Accomplished poet, prolific author
Nelson was Poet Laureate of Connecticut from 2001 to 2006, and her list of national honors includes a Guggenheim Fellowship, the 2012 Frost Medal from the Poetry Society of America, two Pushcart Prizes, two creative writing fellowships from the National Endowment for the Arts, and a Fulbright Teaching Fellowship.
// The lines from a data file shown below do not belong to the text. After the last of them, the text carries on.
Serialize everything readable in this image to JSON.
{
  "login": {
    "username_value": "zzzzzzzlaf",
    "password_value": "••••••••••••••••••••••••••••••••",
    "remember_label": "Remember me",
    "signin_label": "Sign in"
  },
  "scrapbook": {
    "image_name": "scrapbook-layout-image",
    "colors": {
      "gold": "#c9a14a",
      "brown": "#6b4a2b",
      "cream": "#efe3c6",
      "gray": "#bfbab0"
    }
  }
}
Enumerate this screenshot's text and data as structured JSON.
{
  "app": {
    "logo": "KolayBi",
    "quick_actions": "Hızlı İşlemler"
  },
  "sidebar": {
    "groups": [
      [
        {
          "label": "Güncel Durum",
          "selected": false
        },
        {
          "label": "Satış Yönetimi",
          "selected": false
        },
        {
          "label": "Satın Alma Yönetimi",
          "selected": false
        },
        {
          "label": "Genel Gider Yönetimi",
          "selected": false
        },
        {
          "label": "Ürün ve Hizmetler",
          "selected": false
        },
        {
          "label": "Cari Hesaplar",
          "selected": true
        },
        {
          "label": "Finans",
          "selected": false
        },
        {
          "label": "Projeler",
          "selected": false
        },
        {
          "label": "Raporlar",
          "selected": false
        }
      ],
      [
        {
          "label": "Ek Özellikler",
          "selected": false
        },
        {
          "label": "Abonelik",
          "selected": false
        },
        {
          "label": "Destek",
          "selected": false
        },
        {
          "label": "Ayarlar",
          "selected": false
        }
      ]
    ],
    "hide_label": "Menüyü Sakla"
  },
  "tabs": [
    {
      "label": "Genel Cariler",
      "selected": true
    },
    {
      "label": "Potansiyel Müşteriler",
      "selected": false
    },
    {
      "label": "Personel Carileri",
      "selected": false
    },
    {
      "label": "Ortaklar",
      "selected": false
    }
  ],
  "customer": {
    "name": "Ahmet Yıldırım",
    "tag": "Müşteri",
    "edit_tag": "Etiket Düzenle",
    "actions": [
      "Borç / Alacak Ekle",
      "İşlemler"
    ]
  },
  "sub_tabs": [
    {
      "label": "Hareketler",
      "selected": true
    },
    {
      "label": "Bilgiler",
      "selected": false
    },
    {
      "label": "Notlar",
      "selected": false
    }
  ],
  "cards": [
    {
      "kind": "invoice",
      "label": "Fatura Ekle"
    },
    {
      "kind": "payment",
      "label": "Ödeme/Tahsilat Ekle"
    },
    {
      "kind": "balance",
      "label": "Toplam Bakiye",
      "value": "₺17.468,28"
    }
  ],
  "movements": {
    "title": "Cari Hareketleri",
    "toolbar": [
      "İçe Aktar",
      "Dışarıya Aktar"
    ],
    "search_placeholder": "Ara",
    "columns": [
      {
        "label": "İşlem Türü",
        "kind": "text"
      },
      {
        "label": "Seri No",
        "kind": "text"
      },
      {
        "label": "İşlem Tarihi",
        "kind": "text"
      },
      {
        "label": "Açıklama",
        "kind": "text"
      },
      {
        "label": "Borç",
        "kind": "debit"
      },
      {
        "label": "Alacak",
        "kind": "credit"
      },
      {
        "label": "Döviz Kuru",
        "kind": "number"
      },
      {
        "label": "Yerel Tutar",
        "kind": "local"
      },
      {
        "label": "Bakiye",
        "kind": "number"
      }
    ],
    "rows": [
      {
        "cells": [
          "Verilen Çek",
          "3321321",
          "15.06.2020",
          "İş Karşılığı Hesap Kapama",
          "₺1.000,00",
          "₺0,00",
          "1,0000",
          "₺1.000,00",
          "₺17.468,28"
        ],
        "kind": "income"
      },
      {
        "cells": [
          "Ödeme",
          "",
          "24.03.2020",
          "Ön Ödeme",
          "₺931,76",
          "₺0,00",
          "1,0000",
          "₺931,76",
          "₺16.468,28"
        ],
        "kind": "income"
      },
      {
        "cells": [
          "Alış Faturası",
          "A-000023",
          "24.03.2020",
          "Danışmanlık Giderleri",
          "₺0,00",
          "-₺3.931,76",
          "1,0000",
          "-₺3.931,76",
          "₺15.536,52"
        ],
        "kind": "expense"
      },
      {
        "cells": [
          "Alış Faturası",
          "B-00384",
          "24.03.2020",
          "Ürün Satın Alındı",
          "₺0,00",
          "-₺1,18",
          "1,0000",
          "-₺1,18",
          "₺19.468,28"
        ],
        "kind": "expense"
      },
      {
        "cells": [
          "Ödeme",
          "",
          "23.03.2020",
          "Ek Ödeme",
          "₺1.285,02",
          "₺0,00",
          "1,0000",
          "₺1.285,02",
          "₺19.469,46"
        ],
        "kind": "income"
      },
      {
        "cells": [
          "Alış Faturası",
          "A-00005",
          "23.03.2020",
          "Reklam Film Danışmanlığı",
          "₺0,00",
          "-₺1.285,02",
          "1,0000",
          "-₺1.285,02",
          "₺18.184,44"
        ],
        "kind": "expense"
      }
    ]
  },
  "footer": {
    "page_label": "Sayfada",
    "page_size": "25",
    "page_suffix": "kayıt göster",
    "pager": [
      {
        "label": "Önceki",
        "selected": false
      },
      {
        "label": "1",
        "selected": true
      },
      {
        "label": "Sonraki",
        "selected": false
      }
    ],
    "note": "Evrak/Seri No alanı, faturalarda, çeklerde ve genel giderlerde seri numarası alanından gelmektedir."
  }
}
A prolific author, her award-winning books include The Homeplace, winner of the 1992 Annisfield-Wolf Award, which recognizes books that have made important contributions to our understanding of racism, and a finalist for the 1991 National Book Award; The Fields Of Praise: New And Selected Poems, which won the 1998 Poets’ Prize and was a finalist for the 1997 National Book Award; and Carver: A Life In Poems, which won the 2001 Boston Globe/Hornbook Award and the Flora Stieglitz Straus Award. Nelson is also author of Fortune’s Bones, which was a Coretta Scott King Honor Book and won the Lion and the Unicorn Award for Excellence in North American Poetry; and Faster Than Light: New and Selected Poems, 1996-2011, published last year.
She has also written collections of verse for children including Snook Alone, a picture-book illustrated by Timothy Basil Ering; Sweethearts of Rhythm: The Story of the Greatest All-Girl Swing Band in the World; The Freedom Business: Including A Narrative of the Life and Adventures of Venture, a Native of Africa; and The Cat Walked through the Casserole and Other Poems for Children.
Nelson says if she has one wish, it is that people not be afraid of poetry as a genre. “I think poetry anxiety is akin to math anxiety,” she laments, “and that comes from classroom experiences where students are asked what poetry means and then are afraid to ‘guess wrong’.
“What I wish is that people would just read poetry and let the meaning come to them without feeling they have to defend their interpretations … the best way to grow as a reader of poetry is to join poetry groups and talk about what you’ve read and just enjoy the experience.”
As a member of the Board of Chancellors of the American Academy of Poets, Nelson will have ample opportunity to spread that word.